Once IndyCar officials returned to their at-track operations truck, they were met by several Target Chip Ganassi Racing team members with data to prove Franchitti didn’t block Power. Franchitti arrived an hour after the race to make what Walker called “a passionate presentation.”
Ultimately, officials were finally able to get two camera angles — one from Power’s onboard camera and an aerial shot — that proved Franchitti was innocent.
“IndyCar needs to invest some money in new technology,” Walker said. “The competition has gotten better and IndyCar needs to invest some money in equipment, so we can be the kind of organization (the fans) want us to be. That’s not just being the village policeman, but being able to look at all of those views.
“There’s a lot of cameras around this place, not all of them get beamed into our race control. We’re limited and some of our screens are too small and not all of them are in high def. And HD makes a big difference. We actually need to completely revise what we’ve got and upgrade it.”

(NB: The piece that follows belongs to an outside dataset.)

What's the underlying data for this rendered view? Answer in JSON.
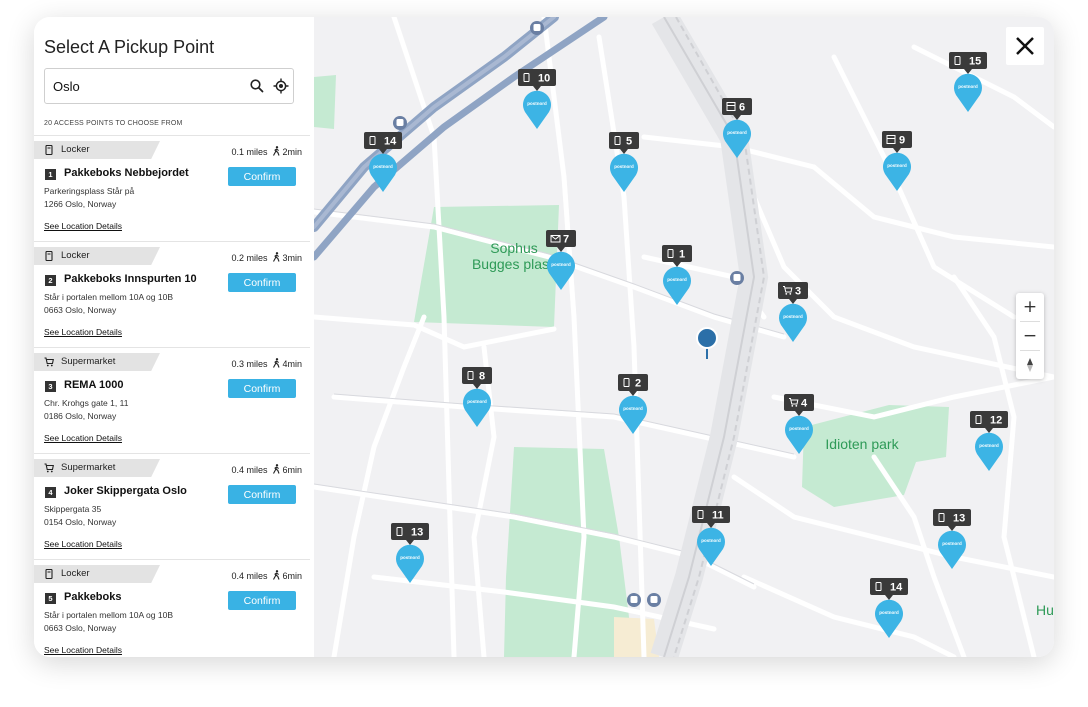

Walker said the lack of cameras were behind the decision to stop warning teams mid-race about driving with more than two wheels over the curbs.

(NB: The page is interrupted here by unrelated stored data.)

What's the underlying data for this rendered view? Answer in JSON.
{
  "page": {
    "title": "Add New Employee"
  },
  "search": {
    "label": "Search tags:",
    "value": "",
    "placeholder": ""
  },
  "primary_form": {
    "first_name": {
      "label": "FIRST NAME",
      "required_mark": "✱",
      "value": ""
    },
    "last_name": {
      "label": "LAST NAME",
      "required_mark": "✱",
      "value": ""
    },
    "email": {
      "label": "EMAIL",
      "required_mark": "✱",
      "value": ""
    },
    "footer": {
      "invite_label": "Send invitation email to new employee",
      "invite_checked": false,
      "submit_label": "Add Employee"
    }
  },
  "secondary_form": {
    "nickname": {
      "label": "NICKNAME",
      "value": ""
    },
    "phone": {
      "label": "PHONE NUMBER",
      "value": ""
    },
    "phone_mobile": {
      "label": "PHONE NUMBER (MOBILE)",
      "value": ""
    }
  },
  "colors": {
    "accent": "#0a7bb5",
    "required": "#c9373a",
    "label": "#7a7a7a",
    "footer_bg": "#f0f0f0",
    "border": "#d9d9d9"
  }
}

He explained that tire barriers had been removed from certain corners to prevent drivers from running into them and bringing out lengthy yellow flags. The result was drivers were driving straight across the curb, “which is very dangerous,” Walker said.
IndyCar started the race issuing warnings but quickly gave up.

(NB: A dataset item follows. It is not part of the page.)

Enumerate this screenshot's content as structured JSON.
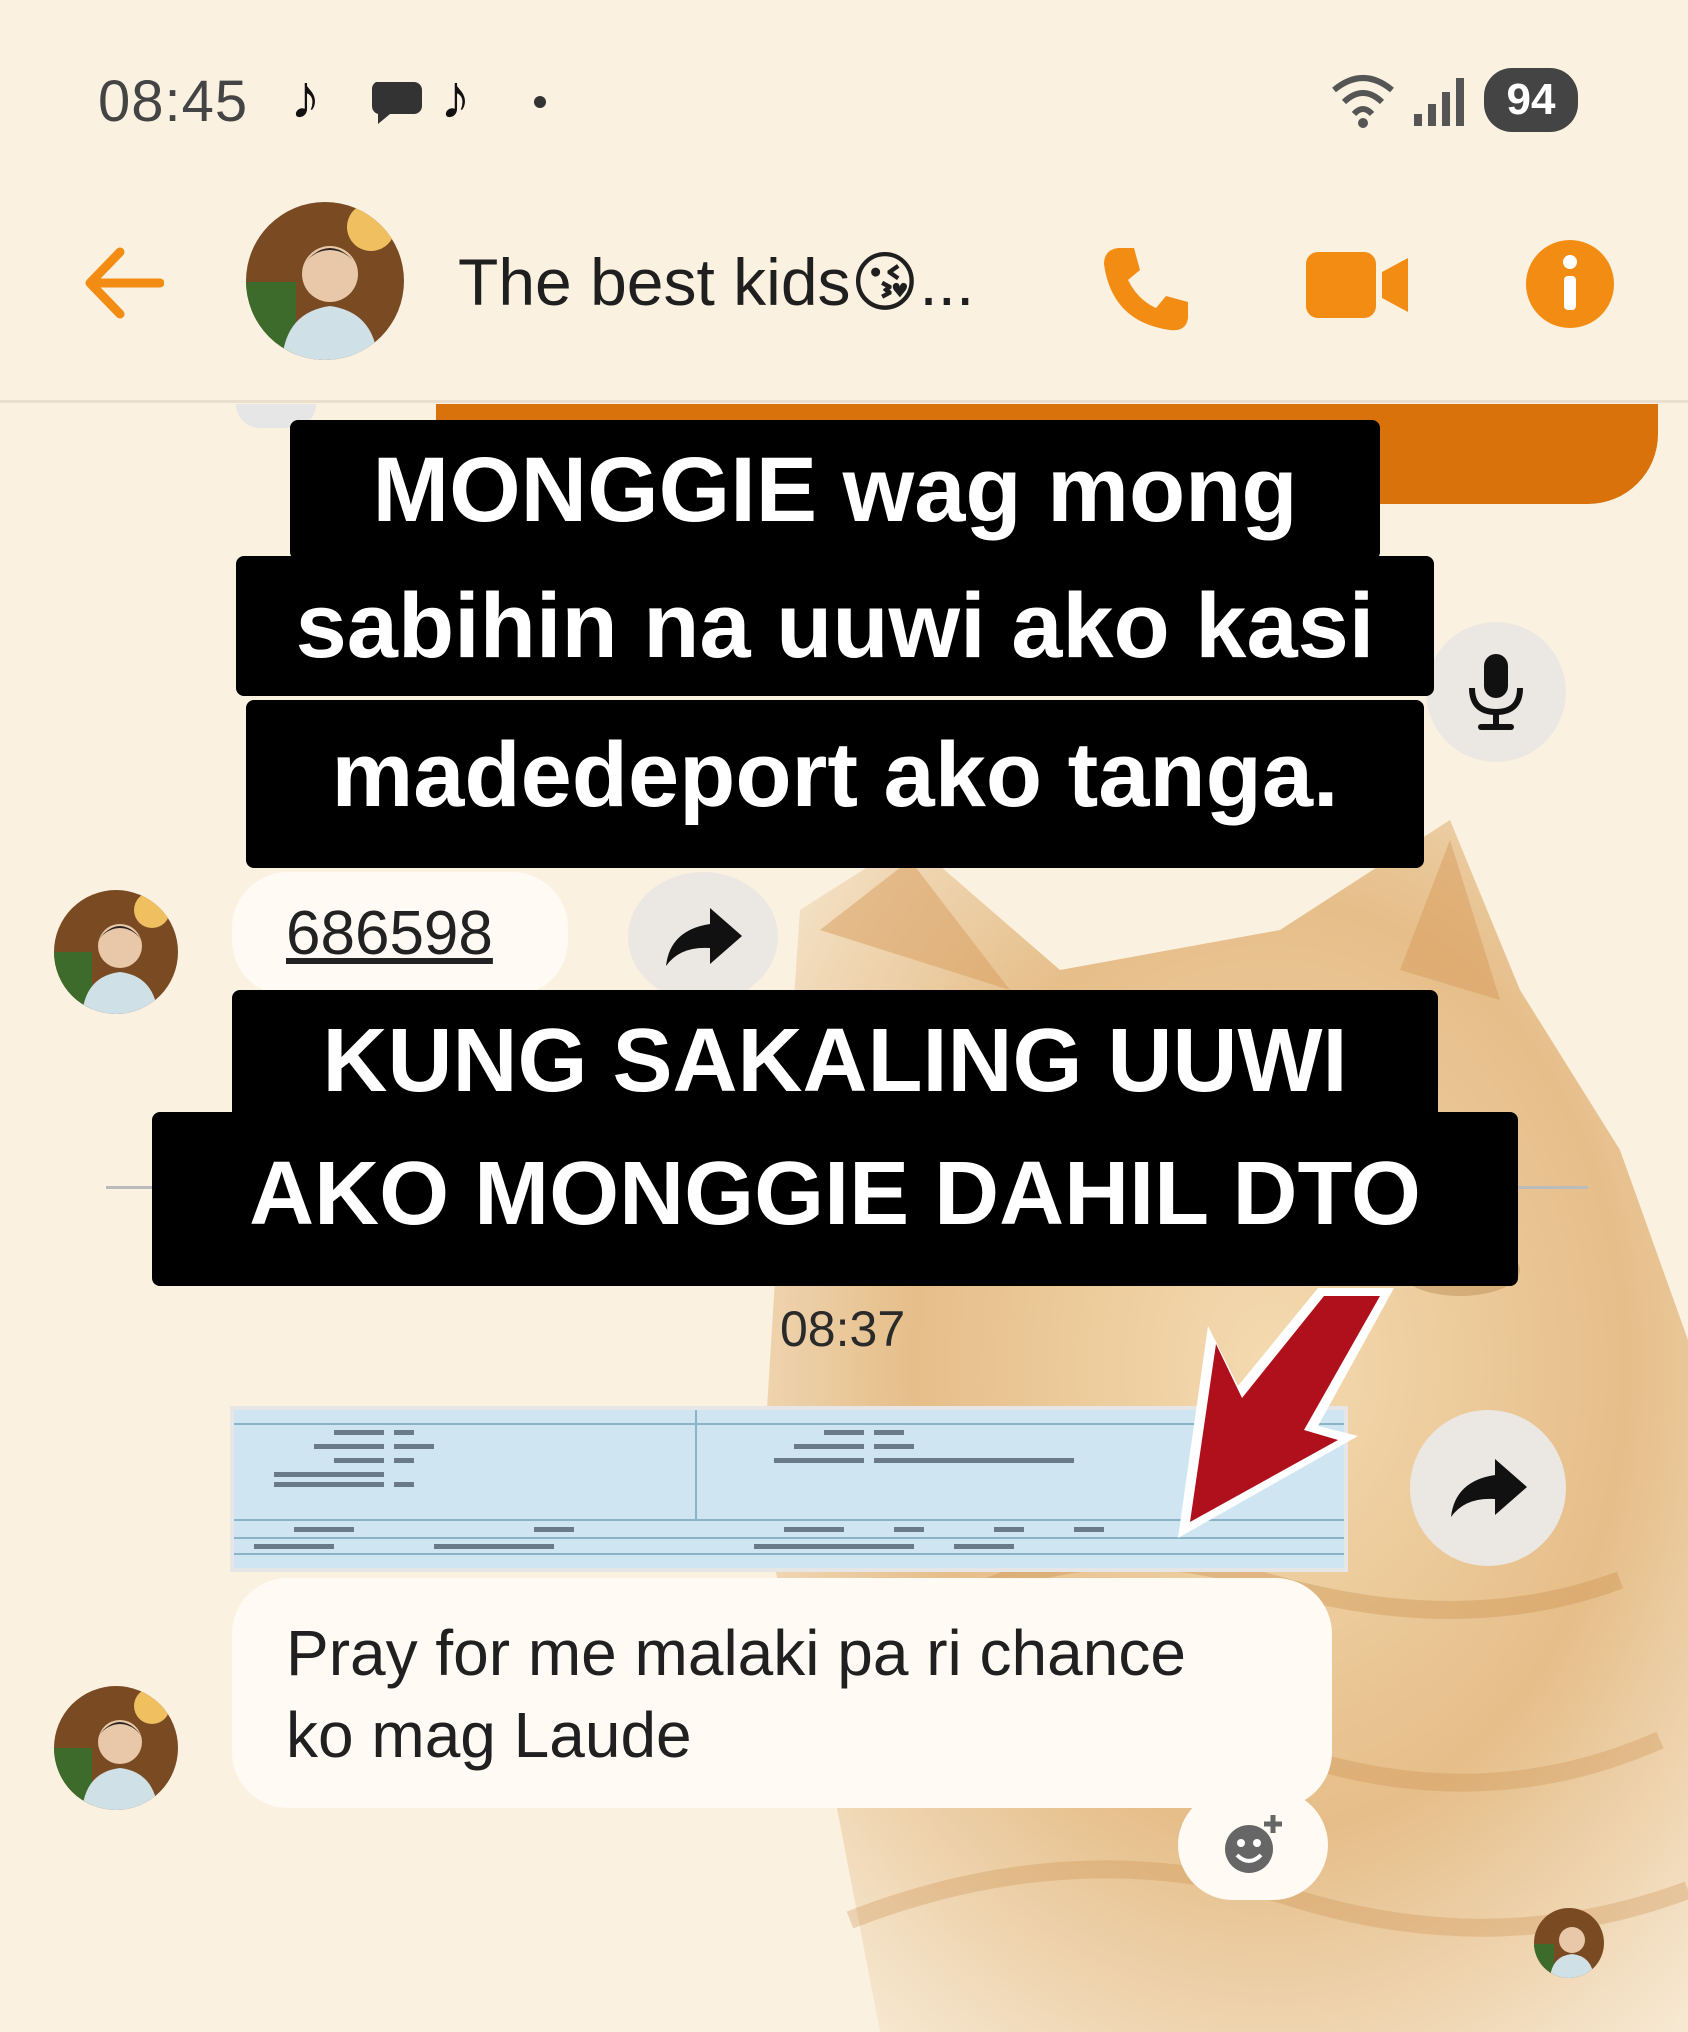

“We get into the race and the camera view wasn’t always facing there so we could see the cars,” Walker said. “Almost immediately, we realized we couldn’t even police it. So we sent a note saying, ‘Guys, knock yourself out on the curbs.’ But last night we decided we had to stop them from doing that. We tried the honor system and that didn’t work, so we put the tire (barriers) back out.
“Now it’s on them to stay off of them because if they run into the tires, they are going to bring out yellow.”
The issues came about on a weekend in which Barnhart returned to race control for the first time since the 2011 season finale. He was summoned for the role on no notice Thursday, Walker said, when current IndyCar race director Beaux Barfield couldn’t enter Canada because of an immigration issue.
Although the paddock supports Barnhart, he’s much maligned among fans who are critical of his officiating. Franchitti implored fans on Twitter on Saturday night to lay off Barnhart, arguing it was not an individual decision by Barnhart to issue the penalty.
Walker also said Barnhart was fine.
“I think he was a little apprehensive to start with, not knowing how he’d be received,” Walker said. “He’s giving it his best. Nobody has all the answers and he’s got a lot more support now then he had back then. He was a lone wolf back then and he did his best then, but now he’s got a lot more support. There’s a different atmosphere about the place, it’s about working together and team spirit.”
Walker acknowledged that Barnhart and Barfield, who will return to race control at the next race, have different officiating styles and that Walker “is still trying to understand” Barfield’s style after Barnhart held the job from 1997 until 2011.
“Beaux has a lot of experience, he has a different style in dealing with it,” Walker said. “He does a lot of one-on-one in dealing with people, a lot of personal contact. So it’s just different styles and doing things in different ways. I’m not saying which one is better because I am the new guy on the block.”
But Walker said the series is not consistent enough for his liking.
“We need to be better, and better needs better tools and better procedures,” Walker said. “It’s not as simple as it looks. There’s a lot of work that goes into it and this is a lean, mean machine. We don’t have a ton of people doing these jobs. We have good employees. We just need more of them and a direction on where we are going.”
Among the other things Walker said is IndyCar decided to use a standing start in Sunday’s race because “we could hear the boos” from the crowd in race control when Saturday’s standing start was aborted. The series was only scheduled to try standing starts on Saturday.
“The fans told us they wanted it, so let’s do it again,” Walker said.